Grenfell Campus, Memorial University, physicist takes on Chair role focused on the importance of inclusion in STEM
Dr. Svetlana Barkanova is committed to connecting with underrepresented groups and engaging them in the world of science.
Today, the Natural Sciences and Engineering Research Council of Canada (NSERC) announced that Dr. Barkanova is one of three Atlantic chairs who will reach out to underrepresented groups and individuals, encouraging them to discover the myriad of opportunities available in the disciplines of science, technology, engineering and mathematics (STEM).
Known as Atlantic Chairs for Inclusion in Science and Engineering (A-CISE), the NSERC initiative also includes co-chairs Dr. Stephanie MacQuarrie (Cape Breton University) and Dr. Kevin Hewitt (Dalhousie University). A-CISE aims to reach a broad range of underrepresented groups, including women and gender minorities, Indigenous Peoples, persons with disabilities, racialized groups, and members of LGBTQ2+ communities, with a particular focus on First Nations and French communities, African Nova Scotians and remote and rural areas.
The team will receive $305,000 per year for two years, which includes funding to support postdoctoral researchers to help the chairholders maintain their research activities during their tenure as CISE Chairs. Additional support for the Chairs will be provided through contributions from the host universities and the Chairs' external partners. In addition, Memorial University's Faculty of Science is contributing $20,000 "to support SJ-based programming to increase recruitment and retention of Indigenous Peoples, racialized groups, members of LGTBQ+, Persons with disabilities, and women into STEM programs."

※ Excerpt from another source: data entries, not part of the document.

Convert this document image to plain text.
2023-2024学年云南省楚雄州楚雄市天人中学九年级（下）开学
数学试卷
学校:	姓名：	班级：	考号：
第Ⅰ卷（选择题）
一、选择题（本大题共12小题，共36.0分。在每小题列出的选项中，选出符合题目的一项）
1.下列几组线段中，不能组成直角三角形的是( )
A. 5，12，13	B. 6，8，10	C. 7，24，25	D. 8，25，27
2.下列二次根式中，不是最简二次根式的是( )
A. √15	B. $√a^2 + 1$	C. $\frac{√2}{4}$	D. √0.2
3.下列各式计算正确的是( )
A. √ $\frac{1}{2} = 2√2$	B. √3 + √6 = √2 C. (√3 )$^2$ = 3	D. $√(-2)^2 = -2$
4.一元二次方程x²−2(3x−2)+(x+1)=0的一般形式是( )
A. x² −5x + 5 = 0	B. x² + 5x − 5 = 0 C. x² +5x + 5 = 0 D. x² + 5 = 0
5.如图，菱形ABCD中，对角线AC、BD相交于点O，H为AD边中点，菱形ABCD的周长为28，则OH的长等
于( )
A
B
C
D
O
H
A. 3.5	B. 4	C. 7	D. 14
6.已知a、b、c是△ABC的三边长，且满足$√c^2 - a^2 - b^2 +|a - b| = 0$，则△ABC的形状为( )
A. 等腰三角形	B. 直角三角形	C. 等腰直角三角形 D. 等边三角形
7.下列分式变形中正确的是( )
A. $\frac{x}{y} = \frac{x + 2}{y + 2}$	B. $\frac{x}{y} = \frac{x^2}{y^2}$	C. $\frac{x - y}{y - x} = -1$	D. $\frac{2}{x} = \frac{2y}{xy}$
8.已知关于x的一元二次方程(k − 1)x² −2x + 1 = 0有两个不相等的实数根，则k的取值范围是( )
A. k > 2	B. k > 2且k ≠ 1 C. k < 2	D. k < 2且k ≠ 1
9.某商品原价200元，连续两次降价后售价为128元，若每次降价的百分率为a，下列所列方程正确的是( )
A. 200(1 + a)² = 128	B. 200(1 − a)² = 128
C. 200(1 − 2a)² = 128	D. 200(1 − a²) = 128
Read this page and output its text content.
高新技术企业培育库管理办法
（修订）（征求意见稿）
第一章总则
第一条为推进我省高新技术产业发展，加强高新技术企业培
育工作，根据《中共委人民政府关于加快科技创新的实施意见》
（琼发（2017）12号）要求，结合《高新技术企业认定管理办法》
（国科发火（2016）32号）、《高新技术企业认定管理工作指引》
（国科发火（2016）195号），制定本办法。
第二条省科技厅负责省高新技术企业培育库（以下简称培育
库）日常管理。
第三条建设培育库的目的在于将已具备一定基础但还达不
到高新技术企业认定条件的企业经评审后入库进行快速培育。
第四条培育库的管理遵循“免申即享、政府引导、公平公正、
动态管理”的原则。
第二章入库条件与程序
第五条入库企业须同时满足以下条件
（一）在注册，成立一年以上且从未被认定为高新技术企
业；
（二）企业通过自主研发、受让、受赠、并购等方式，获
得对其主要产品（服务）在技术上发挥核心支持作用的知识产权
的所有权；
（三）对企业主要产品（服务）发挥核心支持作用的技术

Dr. Barkanova, professor of physics at Grenfell Campus, Memorial University of Newfoundland, is an internationally acknowledged researcher in subatomic physics theory. She brings the equity, diversity and inclusion (EDI) lens to all her leadership roles at the regional, national and international level, striving to improve climate for underrepresented groups in both research and education. Her science outreach program for girls, Indigenous youth, and students in rural and remote areas that Dr. Barkanova developed in collaboration with Qalipu First Nation is engaging hundreds of students every year.
"It is an honour to continue my outreach work through A-CISE, partnering with Dr. MacQuarrie and Dr. Hewitt, to increase the involvement of women, Indigenous peoples and other underrepresented groups in STEM," she said. "As a team, we will focus on recruitment to and retention in STEM fields by offering a variety of programs which build upon successful local initiatives, extending them regionally and nationally."
Six initiatives will be scaled up to become regional flagships, offering continuity with the Chairs for Women in Science and Engineering (CWSE) as well as successful programs currently offered, such as Dr. Barkanova's Physics in the Rural Classroom.
Regional initiatives to be introduced include
- the A-CISE scholar employment program, which addresses the critical grade 9/10 year when students are making the decision to enter STEM
- Indigenous Science (In.Science) led by Unama'ki College
- a national/regional speaker role model roster and fund to subsidize the travel and accommodation of speakers to Atlantic institutions
- a regional connection on the occasion of the total Solar eclipse – April 8, 2024
"We will collect resources and data to develop and effect policy and systemic change within our communities, ranging from elementary school impacts to tenure track processes," said Dr. Barkanova.
Four policy and systemic change initiatives that will address critical issues in STEM include STEM Education policy with Departments of Education, outreach in tenure and promotion processes with deans of science and engineering, a science fair structure and inclusivity policy examination with Youth Science Canada, and a promising practice database development with graduate students.
"We've developed a strategic plan that launches new programing and builds upon successful and impactful programing that requires more resources," she said.
For example, the Catalyze and Facilitate program is building upon former Atlantic CWSE's Partnership Funding program and will help to build upon already established programing or launch new programs.
"Our programing covers K-12 and into professions and communities," said Dr. Barkanova. "Each of our strategies is connected to several objectives and concrete initiatives that will reach a broad range of underrepresented groups. Our partners include sponsors that will enable an Atlantic Canadian impact and Advisors that help us fill gaps in understanding and representation."